Once pardoned and forgiven, we must travel the daily journey of life under a deep conviction that we are but “unprofitable servants.” At our best, we only do our duty, and have nothing to boast of. And even when we do our duty, it is not by our own power and might that we do it, but by the strength which is given to us from God our Savior. Claim upon God we have none. Right to expect anything from God we have none. Worthiness to deserve anything from God we have none. All that we have we have received. All that we are we owe to God’s sovereign, distinguishing grace.
What is the root and cause of self-righteousness? How is it that such poor, weak, erring creatures as we are can ever dream of deserving anything at God’s hands? It all arises from ignorance. The eyes of our understandings are naturally blinded. We see neither ourselves, nor our lives, nor God, nor the law of God as we ought. Once the light of grace shines into a sinner’s heart the reign of self-righteousness is over. The pride remains and often raises its ugly head; but the reign of pride is broken when Christ comes to rule. The true believer does not trust himself, but Christ alone.
The lessons set before us here are crystal clear.
1. It is ever our responsibility to do our Master’s will, to obey his Word.
2. When we have done all that He requires (even if that were possible and we did it), we should expect no reward for doing that which is our duty to do.

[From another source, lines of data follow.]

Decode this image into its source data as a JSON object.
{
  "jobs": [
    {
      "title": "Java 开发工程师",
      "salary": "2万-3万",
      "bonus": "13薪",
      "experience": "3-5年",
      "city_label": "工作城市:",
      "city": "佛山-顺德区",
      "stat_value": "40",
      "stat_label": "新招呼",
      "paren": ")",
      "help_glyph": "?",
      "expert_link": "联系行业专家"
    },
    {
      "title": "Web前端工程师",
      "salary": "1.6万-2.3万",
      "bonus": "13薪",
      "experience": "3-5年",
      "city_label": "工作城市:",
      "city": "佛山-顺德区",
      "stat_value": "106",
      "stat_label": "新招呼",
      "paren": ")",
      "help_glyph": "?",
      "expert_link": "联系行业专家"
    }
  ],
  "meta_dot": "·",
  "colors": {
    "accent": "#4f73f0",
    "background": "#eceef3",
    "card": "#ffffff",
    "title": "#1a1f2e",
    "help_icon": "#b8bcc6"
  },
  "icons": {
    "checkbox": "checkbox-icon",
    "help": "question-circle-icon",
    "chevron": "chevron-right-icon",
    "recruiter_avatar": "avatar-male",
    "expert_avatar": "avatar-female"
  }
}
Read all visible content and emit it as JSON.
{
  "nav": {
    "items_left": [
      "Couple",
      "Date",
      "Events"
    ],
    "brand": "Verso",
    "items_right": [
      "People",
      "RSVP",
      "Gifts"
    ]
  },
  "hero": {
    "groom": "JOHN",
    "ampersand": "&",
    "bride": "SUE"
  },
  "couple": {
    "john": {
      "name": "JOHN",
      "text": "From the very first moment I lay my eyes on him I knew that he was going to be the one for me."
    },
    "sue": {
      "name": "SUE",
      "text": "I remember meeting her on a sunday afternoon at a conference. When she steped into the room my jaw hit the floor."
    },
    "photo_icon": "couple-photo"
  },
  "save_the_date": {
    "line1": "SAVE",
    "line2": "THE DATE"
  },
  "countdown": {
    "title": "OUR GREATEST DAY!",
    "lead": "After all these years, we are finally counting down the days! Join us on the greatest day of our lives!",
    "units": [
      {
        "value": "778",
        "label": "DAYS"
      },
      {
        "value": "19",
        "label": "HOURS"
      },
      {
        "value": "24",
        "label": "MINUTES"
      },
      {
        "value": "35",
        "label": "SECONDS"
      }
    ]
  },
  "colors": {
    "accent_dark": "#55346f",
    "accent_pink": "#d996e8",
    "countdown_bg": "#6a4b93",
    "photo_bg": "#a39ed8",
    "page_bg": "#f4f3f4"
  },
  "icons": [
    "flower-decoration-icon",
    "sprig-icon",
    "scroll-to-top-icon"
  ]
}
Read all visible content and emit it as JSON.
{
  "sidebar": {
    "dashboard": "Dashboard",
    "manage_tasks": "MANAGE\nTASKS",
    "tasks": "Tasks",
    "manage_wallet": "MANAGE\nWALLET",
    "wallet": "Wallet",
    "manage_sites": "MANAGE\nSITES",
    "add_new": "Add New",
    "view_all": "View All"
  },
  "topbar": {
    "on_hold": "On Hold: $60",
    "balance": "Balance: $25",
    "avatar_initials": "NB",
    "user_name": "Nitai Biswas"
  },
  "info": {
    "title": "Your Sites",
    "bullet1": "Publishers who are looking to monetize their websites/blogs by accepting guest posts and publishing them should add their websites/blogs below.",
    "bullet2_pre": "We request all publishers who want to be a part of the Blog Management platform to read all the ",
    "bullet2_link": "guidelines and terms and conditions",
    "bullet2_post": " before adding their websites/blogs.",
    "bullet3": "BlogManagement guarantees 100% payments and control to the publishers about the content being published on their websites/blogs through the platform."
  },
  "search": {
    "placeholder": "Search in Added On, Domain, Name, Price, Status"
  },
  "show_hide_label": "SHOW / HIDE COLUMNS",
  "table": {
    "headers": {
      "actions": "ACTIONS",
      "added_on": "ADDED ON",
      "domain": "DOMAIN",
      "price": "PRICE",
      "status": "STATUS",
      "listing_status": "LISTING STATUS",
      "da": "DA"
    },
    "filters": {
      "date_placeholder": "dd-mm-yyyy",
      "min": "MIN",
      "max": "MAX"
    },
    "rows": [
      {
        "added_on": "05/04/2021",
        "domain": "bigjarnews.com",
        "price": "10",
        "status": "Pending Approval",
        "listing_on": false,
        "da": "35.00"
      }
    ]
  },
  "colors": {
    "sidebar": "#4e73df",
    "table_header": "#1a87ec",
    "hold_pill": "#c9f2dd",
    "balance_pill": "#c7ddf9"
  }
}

3. We are the Lord’s, entirely His, lock, stock and barrel. All our time, strength, abilities, and possessions are His. We are obliged to love Him with all our heart, mind, soul, and strength.
A Great Contrast
That is exactly how all God’s people look upon themselves. We are “unprofitable servants” ― “servants who have benefited our Master nothing,” “servants of no value,” “worthless servants of no benefit.” But our Master’s sees things another way. His view of us is a little different. Look at the contrast (Matthew 25:21, 34-40; 1 Peter 2:5). What a great and blessed revelation of the Gospel this is: — All who are born of God, all who trust the Lord Jesus are “accepted in the Beloved,” and our works too!